Prevalence estimates obtained from IARC data as described above.


# insert prevalence estimates
prev <- IARC_dat %>% dplyr::select(Cancer, `Cum. risk`) %>% mutate(prevalence.exposure = `Cum. risk`/100)

harmonised_dat_steigered <- left_join(harmonised_dat, prev, by = c('exposure' = 'Cancer')) %>%
  # approximate prevalence of Follicular lymphoma and Marginal zone lymphoma using DLBCL data
  mutate(prevalence.exposure = ifelse(exposure == 'Follicular lymphoma'|exposure == 'Marginal zone lymphoma', 0.0183, prevalence.exposure)) %>%
  # insert VTE prevalence
  mutate(prevalence.outcome = 0.002) %>%
  # add units 
  mutate(units.exposure = 'log odds', units.outcome = 'log odds') %>%
  # Glioma and Oesophageal cancer datasets did not have effect allele frequencies available (so missing eaf.exposure.
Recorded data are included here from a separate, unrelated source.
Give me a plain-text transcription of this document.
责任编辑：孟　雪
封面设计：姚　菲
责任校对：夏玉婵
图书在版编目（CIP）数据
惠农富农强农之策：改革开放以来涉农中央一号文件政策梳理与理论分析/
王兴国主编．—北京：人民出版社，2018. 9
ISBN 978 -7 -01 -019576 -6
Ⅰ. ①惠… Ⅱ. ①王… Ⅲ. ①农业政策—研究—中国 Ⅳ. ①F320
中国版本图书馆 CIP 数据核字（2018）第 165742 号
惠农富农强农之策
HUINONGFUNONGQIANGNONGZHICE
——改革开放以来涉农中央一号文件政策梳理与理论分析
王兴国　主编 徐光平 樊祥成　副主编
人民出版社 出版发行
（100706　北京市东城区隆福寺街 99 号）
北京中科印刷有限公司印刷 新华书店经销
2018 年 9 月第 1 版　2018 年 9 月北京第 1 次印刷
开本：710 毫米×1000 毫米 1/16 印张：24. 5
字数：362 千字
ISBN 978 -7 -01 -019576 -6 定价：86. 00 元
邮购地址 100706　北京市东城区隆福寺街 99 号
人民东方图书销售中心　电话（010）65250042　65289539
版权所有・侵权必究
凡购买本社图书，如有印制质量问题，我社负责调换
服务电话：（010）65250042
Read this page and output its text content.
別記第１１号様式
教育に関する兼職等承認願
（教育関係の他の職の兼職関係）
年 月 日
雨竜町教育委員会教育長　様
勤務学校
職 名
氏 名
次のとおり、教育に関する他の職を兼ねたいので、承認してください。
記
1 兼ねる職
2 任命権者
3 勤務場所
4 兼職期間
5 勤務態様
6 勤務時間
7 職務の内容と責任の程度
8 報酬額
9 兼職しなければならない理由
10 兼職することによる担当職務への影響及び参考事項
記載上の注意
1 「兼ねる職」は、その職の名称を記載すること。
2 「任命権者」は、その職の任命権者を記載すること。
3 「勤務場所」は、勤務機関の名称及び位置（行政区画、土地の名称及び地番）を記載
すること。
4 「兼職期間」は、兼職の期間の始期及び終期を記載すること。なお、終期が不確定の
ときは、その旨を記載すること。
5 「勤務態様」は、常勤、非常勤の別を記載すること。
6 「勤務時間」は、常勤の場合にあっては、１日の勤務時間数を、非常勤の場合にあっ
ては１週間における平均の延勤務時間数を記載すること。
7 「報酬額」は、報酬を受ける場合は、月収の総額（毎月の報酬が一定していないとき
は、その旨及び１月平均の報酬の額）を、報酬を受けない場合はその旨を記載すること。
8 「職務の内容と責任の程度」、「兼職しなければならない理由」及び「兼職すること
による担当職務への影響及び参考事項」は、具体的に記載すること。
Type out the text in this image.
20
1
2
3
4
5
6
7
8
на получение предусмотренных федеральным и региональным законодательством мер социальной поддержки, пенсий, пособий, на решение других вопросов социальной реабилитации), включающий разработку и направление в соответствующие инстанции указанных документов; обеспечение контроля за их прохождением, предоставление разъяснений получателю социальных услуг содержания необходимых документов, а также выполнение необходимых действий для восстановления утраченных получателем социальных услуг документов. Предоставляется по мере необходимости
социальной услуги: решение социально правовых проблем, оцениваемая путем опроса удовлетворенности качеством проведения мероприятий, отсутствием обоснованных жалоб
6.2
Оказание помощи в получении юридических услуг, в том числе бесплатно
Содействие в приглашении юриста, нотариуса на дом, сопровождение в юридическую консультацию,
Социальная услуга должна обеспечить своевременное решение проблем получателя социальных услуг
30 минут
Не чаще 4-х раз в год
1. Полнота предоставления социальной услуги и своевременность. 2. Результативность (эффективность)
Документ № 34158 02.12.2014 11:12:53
Since the data has already been harmonised and palindromic SNPs discarded as appropriate, I will approximate the eafs for these cancers using the VTE eafs
  mutate(eaf.exposure <- ifelse(is.na(eaf.exposure), eaf.outcome, eaf.exposure)) %>%
   # Perform Steiger filtering 
    steiger_filtering()
    mutate(mr_keep = ifelse(steiger_dir == F, FALSE, mr_keep)

supplementary table 7

supp_table6 <- left_join(harmonised_dat_steigered, coordinates, by = 'SNP') %>%
  # delete redundant columns and reorder columns
  select("SNP", "chr", "position", "exposure", "outcome", "effect_allele.exposure", "other_allele.exposure","effect_allele.outcome","other_allele.outcome", "eaf.exposure","eaf.outcome", "beta.exposure", "se.exposure", "pval.exposure", "ncase.exposure",         "ncontrol.exposure", "samplesize.exposure",  "beta.outcome", "se.outcome",    "pval.outcome", "ncase.outcome", "ncontrol.outcome", "samplesize.outcome", "units.exposure", "prevalence.exposure" ,"rsq.exposure", "units.outcome", "prevalence.outcome", "rsq.outcome", "palindromic","ambiguous",           
"steiger_dir", "steiger_pval", "mr_keep") %>%
  # round numeric columns
  mutate_at(vars(rsq.outcome, steiger_pval, pval.exposure), ~formatC(., format = "e", digits = 2)) %>%
  mutate_at(vars( 'rsq.exposure', 'beta.exposure', 'se.exposure', 'eaf.exposure'), ~(round(., digits=4))) %>%
  arrange(., desc(samplesize.exposure), chr, position)

calculate F-statistic

use the formula beta^2/se^2

# get a list of the exposure names
exposures <- harmonised_dat_steigered %>% distinct(exposure) %>% select(exposure) %>% unlist

# calculate F stat using the formula b^2/se^2
Fstat <- data.frame()
for (i in exposures) {
  temp <- harmonised_dat_steigered %>% filter(exposure == i) %>%
# filter for the SNPs which are going to be used in the MR (ie. Steiger direction = T and have harmonised correctly)
filter(mr_keep == T) %>%
    rowwise() %>% mutate(`Fstat` = (beta.exposure^2)/(se.exposure^2)) %>% select(exposure, Fstat)
  Fstat <- rbind(Fstat, temp)
}
rm(temp)
                                                                          
meanFstats <- Fstat %>% group_by(., exposure) %>% summarize(meanFstat = mean(Fstat))
rm(Fstat)

Power calculations

Calculate the power using the Rcode derived from the supplement in: Burgess 2014: https://academic.oup.com/ije/article/43/3/922/761826

# first split the harmonised data by exposure (using only the SNPs that are mr_keep: SNPs that will be used in MR)
list <- harmonised_dat_steigered %>% filter(mr_keep == T) %>% group_by(exposure) %>% group_split()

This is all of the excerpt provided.